Lenovo's ThinkCentre and especially its IdeaCentre lines of All-in-One PCs have bridged most of the competition in the AIO market and now they have a chance to compete against the governing power of Apple for the number one spot internationally, many industry sources stated on Monday.

[click to view image]A large contributing factor to Lenovo's emergence into this spot in 2010 is due to a fast-growing PC market in China. In 2010, Apple held 30 percent of the entire AIO market share but Lenovo saw a 23 percent growth to 4.22 million units in Q4, mostly due to a large spike in the sales of the Lenovo AIOs.

Digitimes has forecasted that Lenovo AIO shipments will grow by 54 percent in 2011 alone, rising to around two million PCs based on what was seen in its home market of China. 

It has also been forecasted by Digitimes that Apple will have a 15 percent increase of its shipments of AIOs to around 4.6 million in 2011 in the same time frame as Lenovo's estimated growth.

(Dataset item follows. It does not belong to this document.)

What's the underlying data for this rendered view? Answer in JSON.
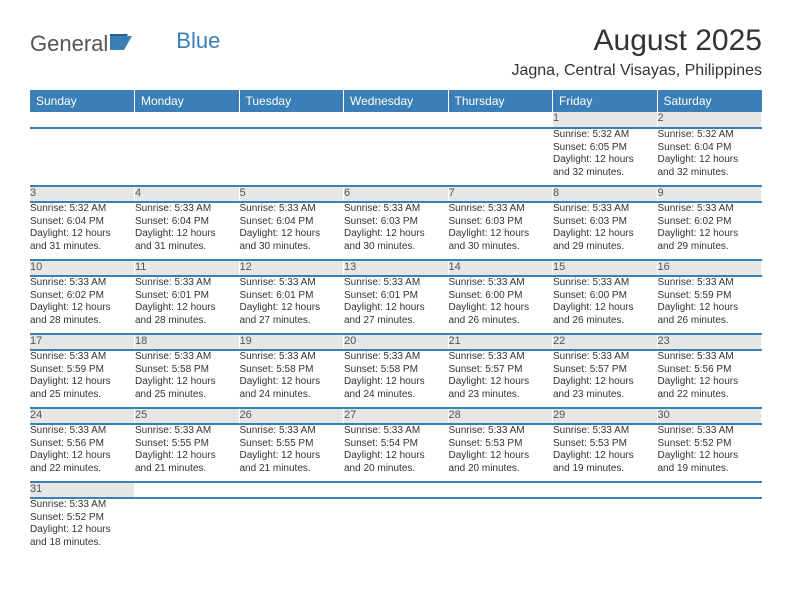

Other manufacturers have been trying to force their brands through the North American AIO market by driving the sales of their own models, but Apple still has a tight hold on the market at 75-80 percent, sources have illustrated. It looks as though Apple will still have an intense grip-tight monopoly in the United States for this year even though Lenovo has bridged the gap in this market between other brands and Apple.

Lenovo will forge ahead and continue to outsource many of its AIOs from China to a number of Taiwan and Singapore-based ODMs such as Compal Electronics, Flextronics International, Quanta Computer, Inventec and Wistron, sources have indicated.

The Lenovo IdeaCentre line has been known to be a direct competitor to Apple iMacs, targeting the same types of buyers for some of the same reasons for as low as a third of the Apple price in some instances. Even though Lenovo has a much wider selection and a better price tag, Apple has instead gone the way of quality of features and performance of the systems.